I then told Vasan Sahab: ‘Let’s do some rehearsals’. He was surprised that I had my lines ready. I told him that I had the lines in my mind in the train itself when we had discussed the scene and finalized it. I think Vasan Sahab couldn’t contain his happiness and excitement about the way the scene turned out. That day and for many days after that he was bursting with delight and, sure enough, the scene turned out to be one of the highlights in the film.
Vasan Sahab had immense respect for writers and good writing. He was a writer himself and wrote short stories and novels. He was the chief editor of a Tamil magazine (Ananda Vikatan), which had a huge readership. It was thanks to him that I took a liking to Madras, where I desired to move and settle down in later years.
It was during the making of Naya Daur that I noticed Vyjayanti’s ability to feign a rustic character’s mannerisms with conviction. When I was scripting Gunga Jumna, I felt she would fit the role of Dhanno if she took pains to render the Bhojpuri dialect (used in the film) with the right accent and inflexions.

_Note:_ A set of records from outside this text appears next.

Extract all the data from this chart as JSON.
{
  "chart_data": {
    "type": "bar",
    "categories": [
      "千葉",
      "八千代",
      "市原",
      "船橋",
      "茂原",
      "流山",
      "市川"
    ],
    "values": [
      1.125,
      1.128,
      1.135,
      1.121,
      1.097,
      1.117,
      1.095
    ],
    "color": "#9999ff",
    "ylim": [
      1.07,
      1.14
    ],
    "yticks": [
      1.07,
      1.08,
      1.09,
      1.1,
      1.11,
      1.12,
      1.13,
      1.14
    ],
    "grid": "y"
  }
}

The making of Naya Daur is a small story by itself. When B. R. Chopra completed the story on paper, he took it to Mehboob Sahab to get an opinion. Those were the post-independence years and screen writers were brimming with national pride and were in the flush of a movement to give Indian cinema a platform at international film competitions by exploring plots that had universal relevance. Mehboob Sahab read the story and found no meat in it for entertainment. He told Chopra Sahab it could be made into a fine documentary on the doomsday awaiting the labour force in the country once machines replaced them but, as a feature film, it was not a great idea.

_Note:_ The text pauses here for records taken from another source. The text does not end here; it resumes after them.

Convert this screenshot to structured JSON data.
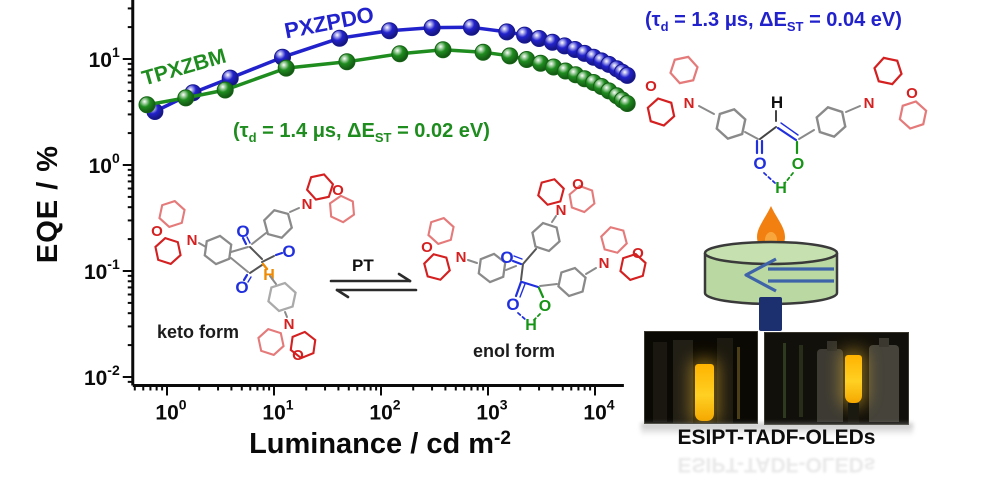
{
  "chart_data": {
    "type": "line",
    "title": "",
    "xlabel_base": "Luminance / cd m",
    "xlabel_sup": "-2",
    "ylabel": "EQE / %",
    "x_scale": "log",
    "y_scale": "log",
    "grid": false,
    "x_tick_exponents": [
      0,
      1,
      2,
      3,
      4
    ],
    "y_tick_exponents": [
      -2,
      -1,
      0,
      1
    ],
    "x_tick_labels": [
      "10⁰",
      "10¹",
      "10²",
      "10³",
      "10⁴"
    ],
    "y_tick_labels": [
      "10⁻²",
      "10⁻¹",
      "10⁰",
      "10¹"
    ],
    "x_range_exponents": [
      -0.32,
      4.27
    ],
    "y_range_exponents": [
      -2.08,
      1.56
    ],
    "series": [
      {
        "name": "PXZPDO",
        "color": "#2222cc",
        "x": [
          0.77,
          1.75,
          3.9,
          12,
          41,
          120,
          300,
          700,
          1500,
          2200,
          3000,
          4000,
          5200,
          6500,
          8000,
          9700,
          11500,
          13500,
          16000,
          18000,
          20000
        ],
        "y": [
          3.2,
          4.8,
          6.6,
          10.4,
          15.7,
          18.5,
          19.8,
          19.9,
          18.0,
          16.8,
          15.6,
          14.4,
          13.3,
          12.3,
          11.3,
          10.4,
          9.6,
          8.9,
          8.1,
          7.5,
          7.0
        ]
      },
      {
        "name": "TPXZBM",
        "color": "#1f8c1f",
        "x": [
          0.65,
          1.5,
          3.5,
          13,
          48,
          150,
          380,
          900,
          1600,
          2300,
          3100,
          4100,
          5300,
          6600,
          8000,
          9700,
          11500,
          13500,
          16000,
          18000,
          20000
        ],
        "y": [
          3.7,
          4.3,
          5.1,
          8.2,
          9.4,
          11.2,
          12.2,
          11.6,
          10.7,
          9.9,
          9.1,
          8.4,
          7.7,
          7.1,
          6.5,
          6.0,
          5.5,
          5.0,
          4.5,
          4.1,
          3.8
        ]
      }
    ],
    "annotations": [
      {
        "series": "TPXZBM",
        "color": "#1e8c1e",
        "pre": "(τ",
        "sub1": "d",
        "mid": " = 1.4 μs, ΔE",
        "sub2": "ST",
        "post": " = 0.02 eV)"
      },
      {
        "series": "PXZPDO",
        "color": "#2222cc",
        "pre": "(τ",
        "sub1": "d",
        "mid": " = 1.3 μs, ΔE",
        "sub2": "ST",
        "post": " = 0.04 eV)"
      }
    ],
    "legend_position": "labels-on-curves"
  },
  "structures": {
    "keto_label": "keto form",
    "enol_label": "enol form",
    "pt_label": "PT",
    "atoms": {
      "O": "O",
      "N": "N",
      "H": "H"
    }
  },
  "device": {
    "caption": "ESIPT-TADF-OLEDs"
  },
  "colors": {
    "series_blue": "#2222cc",
    "series_green": "#1f8c1f",
    "phenoxazine_red": "#d42020",
    "phenoxazine_light_red": "#e57a7a",
    "phenyl_gray": "#8a8a8a",
    "carbonyl_oxygen_blue": "#2130dd",
    "enol_oxygen_green": "#169416",
    "keto_hydrogen_orange": "#f08a00",
    "flame_orange": "#f28011",
    "cylinder_green": "#b9d8a2",
    "stem_navy": "#1c2f6e",
    "oled_yellow": "#ffd023"
  }
}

With Daisy Irani and Vyjayantimala in Naya Daur (1957).
Chopra Sahab listened to the senior fi
lm maker’s opinion respectfully, but he had made up his mind that he would make the film if I agreed to act in it. He told me this emphatically after he gave me the idea in a nutshell. I liked the idea except for the climax in which originally the bus was to be beaten by the tonga (a horse-drawn carriage) by some kind of manipulation. It did not seem logical to me. However, I kept the thought to myself since there was no chance of my accepting the film.

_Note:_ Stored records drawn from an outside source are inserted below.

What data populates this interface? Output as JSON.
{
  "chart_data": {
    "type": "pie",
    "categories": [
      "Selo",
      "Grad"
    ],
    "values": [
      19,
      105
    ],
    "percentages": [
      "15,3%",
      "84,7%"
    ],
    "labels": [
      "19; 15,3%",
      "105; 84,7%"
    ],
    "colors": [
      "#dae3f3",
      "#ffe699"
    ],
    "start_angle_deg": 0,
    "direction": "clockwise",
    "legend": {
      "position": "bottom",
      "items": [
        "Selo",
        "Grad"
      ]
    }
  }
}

Initially, it seemed as if Chopra Sahab and I were not destined to come together. When Chopra Sahab came to me with the Naya Daur script, I was committed to a film Gyan Mukherjee had specially written with me in mind. So I told Chopra Sahab that his project would have to wait till Gyan Mukherjee’s film went on the floors and he completed the shooting. I liked the basic premise of the Naya Daur story and the intent, but it was not possible for me to work on two scripts simultaneously because that would lead to overlapping of thoughts and ideas, which could affect the content of both the films adversely.
I explained to him that it was for this very reason that I had not welcomed the idea of doing Pyaasa (when offered to me by producer-director Guru Dutt) because I was then involved in Devdas and, though the subject of Pyaasa was very inviting for a serious actor like me, I felt there was a similarity in the shades of the character of Devdas and the hero of Pyaasa. The logic was quite simple: if I had accepted Pyaasa unthinkingly it would have been released close on the heels of Devdas and one of them would have overshadowed the other. It made bad business sense to me. (Guru Dutt eventually played the hero in Pyaasa, which was released in 1957.)